Pour ces raisons, cet article méconnaît les dispositions de l'article 34 de la Constitution.
2-3 Sur l'article 63
Cet article modifie l'article 199 sexdecies du code général des impôts en relevant le plafond des dépenses prises en compte pour le calcul de la réduction d'impôt pour l'emploi d'un salarié à domicile. Cette disposition s'applique aux dépenses engagées à compter du 1ier janvier 2005.
Dans sa rédaction initiale, cet article prévoyait en particulier un relèvement du plafond de dépenses de 10 000 à 15 000 euros. L'adoption par l'Assemblée nationale de deux amendements et d'un sous-amendement a modifié l'économie générale de la mesure. Le plafond de dépenses est porté finalement à 12 000 euros. Il sera majoré de 1 500 euros par enfant à charge et au titre de chacun des membres du foyer fiscal âgé de plus de 65 ans, sans que ces majorations n'aient pour effet de porter le plafond de prise en compte des dépenses au-delà de 15 000 euros. Autrement dit, ce plafond sera majoré en fonction de charges de famille des contribuables.
Cet article est dès lors contraire au principe d'égalité devant les charges publiques. Vous avez eu l'occasion de le préciser dans le cadre de la décision n° 2002-464 DC du 27 décembre 2002 sur une mesure de relèvement du plafond de dépenses prises en compte pour le calcul de la même réduction d'impôt, qui ne prévoyait pas un relèvement du plafond pour enfant à charge, afin de prendre en compte spécifiquement les charges de famille.
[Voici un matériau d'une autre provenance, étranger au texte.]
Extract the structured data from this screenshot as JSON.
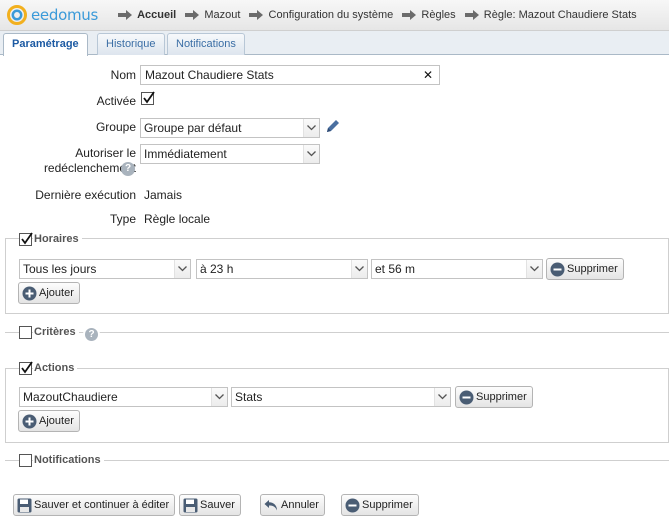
{
  "header": {
    "logo_text": "eedomus",
    "breadcrumbs": [
      "Accueil",
      "Mazout",
      "Configuration du système",
      "Règles",
      "Règle: Mazout Chaudiere Stats"
    ]
  },
  "tabs": [
    "Paramétrage",
    "Historique",
    "Notifications"
  ],
  "form": {
    "nom_label": "Nom",
    "nom_value": "Mazout Chaudiere Stats",
    "clear_glyph": "✕",
    "activee_label": "Activée",
    "activee_checked": true,
    "groupe_label": "Groupe",
    "groupe_value": "Groupe par défaut",
    "autoriser_label_1": "Autoriser le",
    "autoriser_label_2": "redéclenchement",
    "autoriser_value": "Immédiatement",
    "derniere_label": "Dernière exécution",
    "derniere_value": "Jamais",
    "type_label": "Type",
    "type_value": "Règle locale",
    "help_glyph": "?"
  },
  "horaires": {
    "title": "Horaires",
    "checked": true,
    "day_value": "Tous les jours",
    "hour_value": "à 23 h",
    "minute_value": "et 56 m",
    "delete_label": "Supprimer",
    "add_label": "Ajouter"
  },
  "criteres": {
    "title": "Critères",
    "checked": false
  },
  "actions": {
    "title": "Actions",
    "checked": true,
    "device_value": "MazoutChaudiere",
    "action_value": "Stats",
    "delete_label": "Supprimer",
    "add_label": "Ajouter"
  },
  "notifications_section": {
    "title": "Notifications",
    "checked": false
  },
  "footer": {
    "save_continue_label": "Sauver et continuer à éditer",
    "save_label": "Sauver",
    "cancel_label": "Annuler",
    "delete_label": "Supprimer"
  },
  "colors": {
    "brand": "#3a9ad9",
    "tab_text": "#3b6ea5",
    "icon_blue": "#4a6fa0"
  }
}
En effet, votre décision indique qu' « il ressort des travaux parlementaires ayant abouti à l'adoption de la loi déférée, comme de ceux à l'origine de l'institution, en 1991, de la réduction d'impôt pour l'emploi d'un salarié à domicile, que cette réduction vise à combattre le chômage en développant l'emploi à domicile ; qu'elle tend également à lutter contre l'emploi non déclaré ; qu'elle a par ailleurs pour effet d'améliorer la qualité de vie des familles en favorisant le maintien à domicile des personnes âgées, l'hébergement de personnes invalides, la garde au domicile familial des jeunes enfants, le soutien scolaire et l'aide ménagère » et qu'« en relevant à 10 000 euros le plafond des dépenses éligibles à cet avantage fiscal, le législateur a entendu élargir l'impact de cette mesure pour mieux satisfaire à l'objectif d'intérêt général qu'il s'est assigné ; que l'existence d'un plafond unique de dépenses ne méconnaît ni la situation matrimoniale des bénéficiaires ni les charges de leur foyer ; que, par suite, l'article 8 de la loi déférée n'entraîne pas de rupture caractérisée de l'égalité devant les charges publiques ».
Les débats parlementaires ont clairement indiqué que l'objet de cette disposition était la lutte contre le chômage et l'emploi non déclaré. Le fait qu'elle ait pour effet l'amélioration de la qualité de vie des familles n'est qu'une conséquence propre à la plupart des dispositifs d'incitation fiscale.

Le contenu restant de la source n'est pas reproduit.